When the Work Feels Heavy—Just Wash the Towels
by Claire Brady, EdD
“Sometimes knowing we're not alone in the heaviness is its own kind of lightness.”
If your day feels hard, wash the towels.
That simple wisdom from writer Casey Huff landed differently for me this semester—because in higher education right now, the days feel hard more often than not.
She reminds us that when life feels too big, start small. Towels are easy. No matching, sorting, or strategizing—just one small act of progress you can see, touch, and fold.
Last week, a colleague told me she'd spent hours crafting the perfect email to her provost about a retention initiative—only to realize she was procrastinating on the real problem: she was burned out and didn't know how to say it. She needed permission to do something small. Something finishable. She needed to wash the towels.
Why the Work Feels Heavy Right Now
Let's be honest—our work is hard right now.
Budgets are shrinking while expectations are ballooning. Teams are running lean. Students are struggling in new and complex ways. Many higher ed professionals are leaving the field at an alarming rate. They're not leaving because they stopped caring—they're leaving because caring became unsustainable.
We're navigating generational change, political disruption, enrollment uncertainty, and deep questions about belonging and purpose. It's no wonder so many of us feel both proud and perpetually exhausted.
The leaders and staff who show up every day—pouring empathy, strategy, and innovation into their campuses—are carrying a weight that few outside the profession understand.
What "Washing the Towels" Looks Like in Higher Ed
When you're in the thick of it—when every inbox message feels urgent and every meeting feels heavier than the last—it's easy to feel like you're treading water. That's when it helps to find your version of "washing the towels."
Maybe it's:
For enrollment managers: Updating one prospect's file completely
For faculty: Grading just a few assignments instead of the whole stack
For student affairs professionals: Responding to one student who's been waiting
For academic leaders: Writing one genuine sentence in next week's campus message
For anyone: Clearing your desk before you head home, sending that overdue thank-you note, or revising the paragraph in the annual report that's been nagging you
Something you can finish. Something that reminds you that progress still exists, even on the days when the bigger picture feels blurred.
The instinct is to stay late, fire off 30 emails, and emerge victorious. But that's not washing towels—that's proving you can still lift the mountain. And mountains don't get lighter through willpower alone.
Why This Mindset Matters for the Long Game
The towel-washing mindset isn't about productivity for productivity's sake—it's about reclaiming agency. When you fold a stack of clean towels (literal or metaphorical), you remind yourself that small acts still add up to something meaningful.
One load doesn't fix the laundry mountain, but it gives you a win—and sometimes that's enough momentum to tackle the next one.
I know some of you are thinking: "I don't have the luxury of small wins—everything on my plate is critical." Fair. But burnout doesn't ask permission, and you can't pour from an empty cup. Even five minutes of intentional reset can be the difference between sustainability and collapse.
Higher ed work has always required heart. But lately, it also demands endurance. That's why these small acts matter—not because they solve the big challenges, but because they help you stay in the work long enough to be part of the solution.
The system doesn't need superhumans.

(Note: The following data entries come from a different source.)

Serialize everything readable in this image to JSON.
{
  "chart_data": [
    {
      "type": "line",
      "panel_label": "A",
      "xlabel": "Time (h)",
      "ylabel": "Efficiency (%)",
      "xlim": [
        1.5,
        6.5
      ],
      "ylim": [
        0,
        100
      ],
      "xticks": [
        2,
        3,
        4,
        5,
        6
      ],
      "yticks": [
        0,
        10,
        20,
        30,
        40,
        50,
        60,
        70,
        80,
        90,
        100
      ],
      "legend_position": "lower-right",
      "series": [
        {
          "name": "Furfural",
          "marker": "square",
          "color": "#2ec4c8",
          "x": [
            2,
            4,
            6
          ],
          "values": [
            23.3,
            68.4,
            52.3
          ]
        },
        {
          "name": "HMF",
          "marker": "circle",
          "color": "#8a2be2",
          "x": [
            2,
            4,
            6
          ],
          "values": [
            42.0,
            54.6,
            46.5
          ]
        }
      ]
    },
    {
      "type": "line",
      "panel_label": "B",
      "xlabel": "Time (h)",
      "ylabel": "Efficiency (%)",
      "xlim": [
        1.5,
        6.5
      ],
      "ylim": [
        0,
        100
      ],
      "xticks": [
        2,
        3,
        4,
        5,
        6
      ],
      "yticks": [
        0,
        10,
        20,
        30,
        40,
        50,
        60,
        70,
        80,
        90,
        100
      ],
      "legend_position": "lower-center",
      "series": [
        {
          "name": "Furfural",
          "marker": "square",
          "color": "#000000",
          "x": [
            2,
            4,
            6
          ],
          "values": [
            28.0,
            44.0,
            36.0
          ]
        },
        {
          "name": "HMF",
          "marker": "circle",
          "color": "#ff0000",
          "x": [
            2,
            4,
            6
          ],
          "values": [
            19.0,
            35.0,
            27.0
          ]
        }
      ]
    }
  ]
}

It needs steady, human humans—people who know when to pause, reset, and find grace in the small things.
Just Wash the Towels
So if your campus feels like it's asking for more than you can give today, don't try to overhaul the system or rewrite the strategic plan before lunch. Start smaller.
Take one action that lightens the load for you or someone else. Approve that student request that's been waiting in your inbox. Schedule that one-on-one with a colleague who's been struggling. Step outside for five minutes and breathe some real air before the next Zoom.
When the day feels impossible, when leadership feels lonely, when you're questioning how to keep showing up—just wash the towels.
Not because it solves everything.
But because it reminds you that you still can.
And tomorrow, when you show up again (and you will), that small act of completion will have been the thread that held you together.
The work needs you. Start small. Stay human. The towels can wait if they need to—but so can the emails, the strategy docs, and the crisis that feels urgent today but won't matter in five years.
What matters is that you're still here. Still showing up. Still choosing to care.
That's enough.
P.S. What's your version of washing the towels? I'd love to hear what small act helps you reset when the work feels heavy. Sometimes knowing we're not alone in the heaviness is its own kind of lightness.